The judge overseeing Donald Trump's New York criminal trial on Tuesday approved a delay of the former president's sentencing after his lawyers asked for more time to argue that the
Supreme Court's immunity decision calls for a new trial.
The sentencing hearing, previously scheduled for July 11, will now take place on September 18 at the earliest, according to a letter posted on the court's docket.
The delay guarantees Trump will not be sentenced until after he is formally nominated for president at the Republican National Convention, which begins July 15, and sentencing will happen less than two months before the presidential election.

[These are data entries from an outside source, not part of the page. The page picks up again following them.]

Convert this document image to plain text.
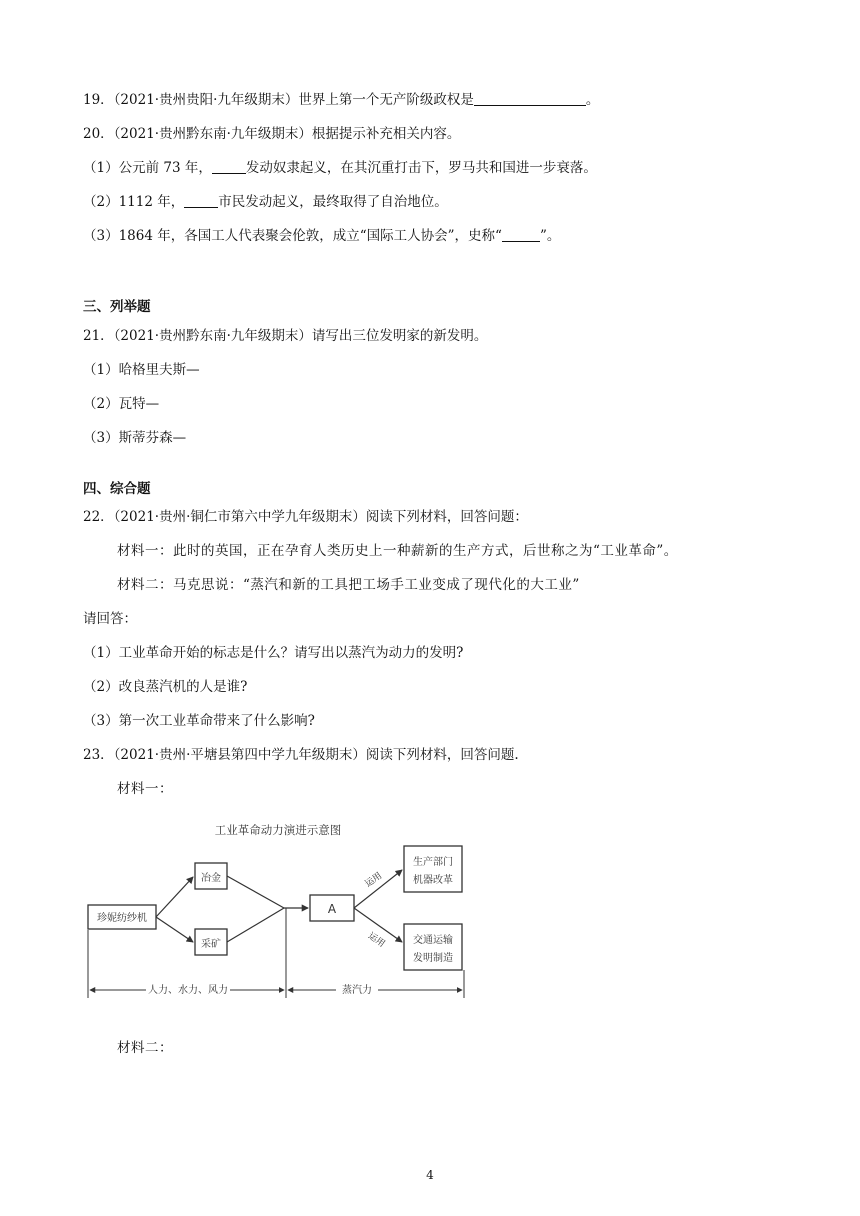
19．（2021·贵州贵阳·九年级期末）世界上第一个无产阶级政权是	。
20．（2021·贵州黔东南·九年级期末）根据提示补充相关内容。
（1）公元前 73 年，	发动奴隶起义，在其沉重打击下，罗马共和国进一步衰落。
（2）1112 年，	市民发动起义，最终取得了自治地位。
（3）1864 年，各国工人代表聚会伦敦，成立“国际工人协会”，史称“	”。
三、列举题
21．（2021·贵州黔东南·九年级期末）请写出三位发明家的新发明。
（1）哈格里夫斯—
（2）瓦特—
（3）斯蒂芬森—
四、综合题
22．（2021·贵州·铜仁市第六中学九年级期末）阅读下列材料，回答问题：
材料一：此时的英国，正在孕育人类历史上一种薪新的生产方式，后世称之为“工业革命”。
材料二：马克思说：“蒸汽和新的工具把工场手工业变成了现代化的大工业”
请回答：
（1）工业革命开始的标志是什么？请写出以蒸汽为动力的发明?
（2）改良蒸汽机的人是谁?
（3）第一次工业革命带来了什么影响?
23．（2021·贵州·平塘县第四中学九年级期末）阅读下列材料，回答问题.
材料一：
工业革命动力演进示意图
珍妮纺纱机
冶金
采矿
A
运用
运用
生产部门
机器改革
交通运输
发明制造
人力、水力、风力	蒸汽力
材料二：
4
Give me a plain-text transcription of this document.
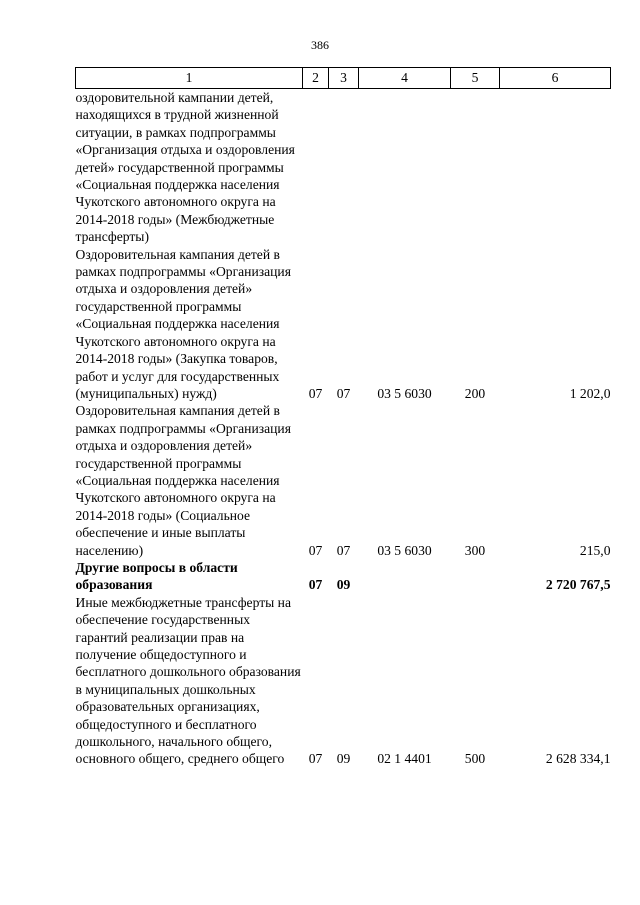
386
1	2	3	4	5	6
оздоровительной кампании детей, находящихся в трудной жизненной ситуации, в рамках подпрограммы «Организация отдыха и оздоровления детей» государственной программы «Социальная поддержка населения Чукотского автономного округа на 2014-2018 годы» (Межбюджетные трансферты)					
Оздоровительная кампания детей в рамках подпрограммы «Организация отдыха и оздоровления детей» государственной программы «Социальная поддержка населения Чукотского автономного округа на 2014-2018 годы» (Закупка товаров, работ и услуг для государственных (муниципальных) нужд)	07	07	03 5 6030	200	1 202,0
Оздоровительная кампания детей в рамках подпрограммы «Организация отдыха и оздоровления детей» государственной программы «Социальная поддержка населения Чукотского автономного округа на 2014-2018 годы» (Социальное обеспечение и иные выплаты населению)	07	07	03 5 6030	300	215,0
Другие вопросы в области образования	07	09			2 720 767,5
Иные межбюджетные трансферты на обеспечение государственных гарантий реализации прав на получение общедоступного и бесплатного дошкольного образования в муниципальных дошкольных образовательных организациях, общедоступного и бесплатного дошкольного, начального общего, основного общего, среднего общего	07	09	02 1 4401	500	2 628 334,1
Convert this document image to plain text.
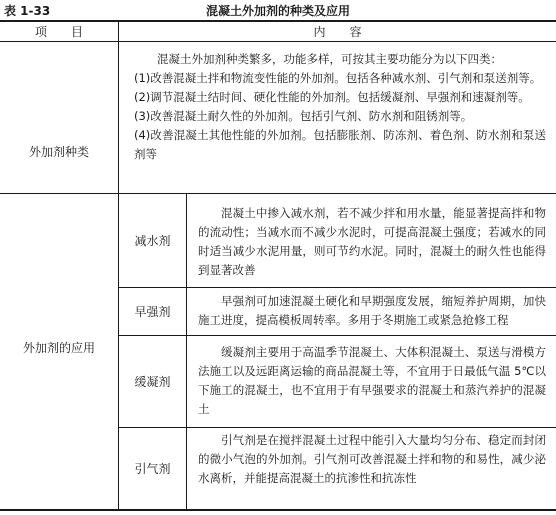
表 1-33	混凝土外加剂的种类及应用
项　　目	内　　容
外加剂种类
混凝土外加剂种类繁多，功能多样，可按其主要功能分为以下四类：
(1)改善混凝土拌和物流变性能的外加剂。包括各种减水剂、引气剂和泵送剂等。
(2)调节混凝土结时间、硬化性能的外加剂。包括缓凝剂、早强剂和速凝剂等。
(3)改善混凝土耐久性的外加剂。包括引气剂、防水剂和阻锈剂等。
(4)改善混凝土其他性能的外加剂。包括膨胀剂、防冻剂、着色剂、防水剂和泵送剂等
外加剂的应用
减水剂
混凝土中掺入减水剂，若不减少拌和用水量，能显著提高拌和物的流动性；当减水而不减少水泥时，可提高混凝土强度；若减水的同时适当减少水泥用量，则可节约水泥。同时，混凝土的耐久性也能得到显著改善
早强剂
早强剂可加速混凝土硬化和早期强度发展，缩短养护周期，加快施工进度，提高模板周转率。多用于冬期施工或紧急抢修工程
缓凝剂
缓凝剂主要用于高温季节混凝土、大体积混凝土、泵送与滑模方法施工以及远距离运输的商品混凝土等，不宜用于日最低气温 5℃以下施工的混凝土，也不宜用于有早强要求的混凝土和蒸汽养护的混凝土
引气剂
引气剂是在搅拌混凝土过程中能引入大量均匀分布、稳定而封闭的微小气泡的外加剂。引气剂可改善混凝土拌和物的和易性，减少泌水离析，并能提高混凝土的抗渗性和抗冻性
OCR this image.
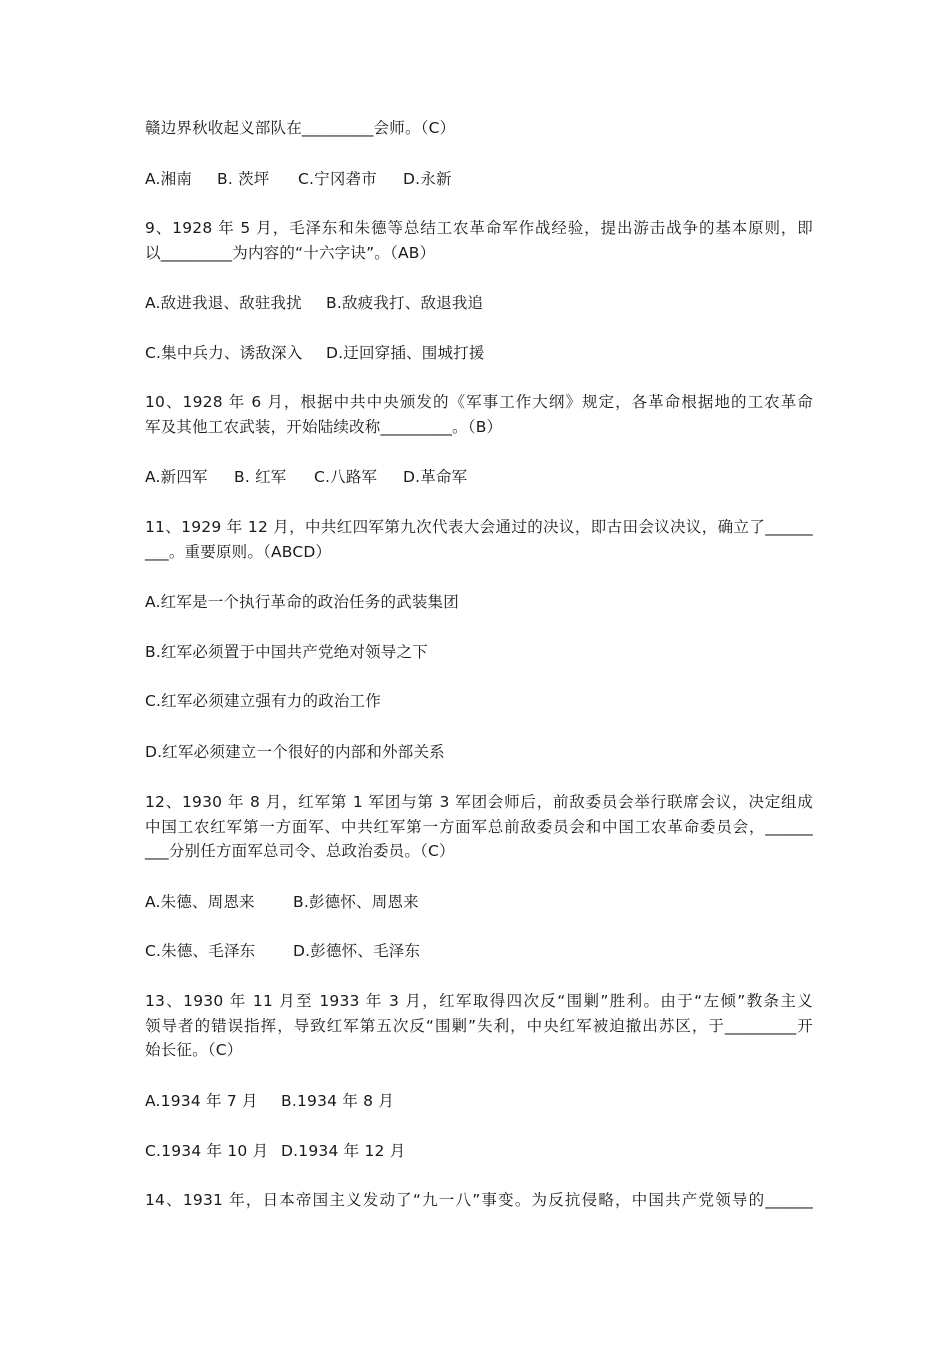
赣边界秋收起义部队在_________会师。（C）
A.湘南 B. 茨坪 C.宁冈砻市 D.永新
9、1928 年 5 月，毛泽东和朱德等总结工农革命军作战经验，提出游击战争的基本原则，即
以_________为内容的“十六字诀”。（AB）
A.敌进我退、敌驻我扰 B.敌疲我打、敌退我追
C.集中兵力、诱敌深入 D.迂回穿插、围城打援
10、1928 年 6 月，根据中共中央颁发的《军事工作大纲》规定，各革命根据地的工农革命
军及其他工农武装，开始陆续改称_________。（B）
A.新四军 B. 红军 C.八路军 D.革命军
11、1929 年 12 月，中共红四军第九次代表大会通过的决议，即古田会议决议，确立了______
___。重要原则。（ABCD）
A.红军是一个执行革命的政治任务的武装集团
B.红军必须置于中国共产党绝对领导之下
C.红军必须建立强有力的政治工作
D.红军必须建立一个很好的内部和外部关系
12、1930 年 8 月，红军第 1 军团与第 3 军团会师后，前敌委员会举行联席会议，决定组成
中国工农红军第一方面军、中共红军第一方面军总前敌委员会和中国工农革命委员会，______
___分别任方面军总司令、总政治委员。（C）
A.朱德、周恩来 B.彭德怀、周恩来
C.朱德、毛泽东 D.彭德怀、毛泽东
13、1930 年 11 月至 1933 年 3 月，红军取得四次反“围剿”胜利。由于“左倾”教条主义
领导者的错误指挥，导致红军第五次反“围剿”失利，中央红军被迫撤出苏区，于_________开
始长征。（C）
A.1934 年 7 月 B.1934 年 8 月
C.1934 年 10 月 D.1934 年 12 月
14、1931 年，日本帝国主义发动了“九一八”事变。为反抗侵略，中国共产党领导的______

Trump's team moved quickly to leverage the Supreme Court's ruling on
Monday, sending
a letter to Merchan asking to brief him on how it impacts his felony conviction on 34 counts of falsified business records. In a letter Tuesday, prosecutors
said they were not opposed to delaying the sentencing hearing, though they signaled they believe the effort to toss the verdict is "without merit."
The Manhattan jury found Trump guilty of crimes that would normally be misdemeanors but were escalated to felonies in this case. Prosecutors argued he doctored his internal business records while serving in the White House to disguise the fact that as president-elect, he'd ordered his former lawyer Michael Cohen to pay off adult film star Stormy Daniels ahead of the 2016 election.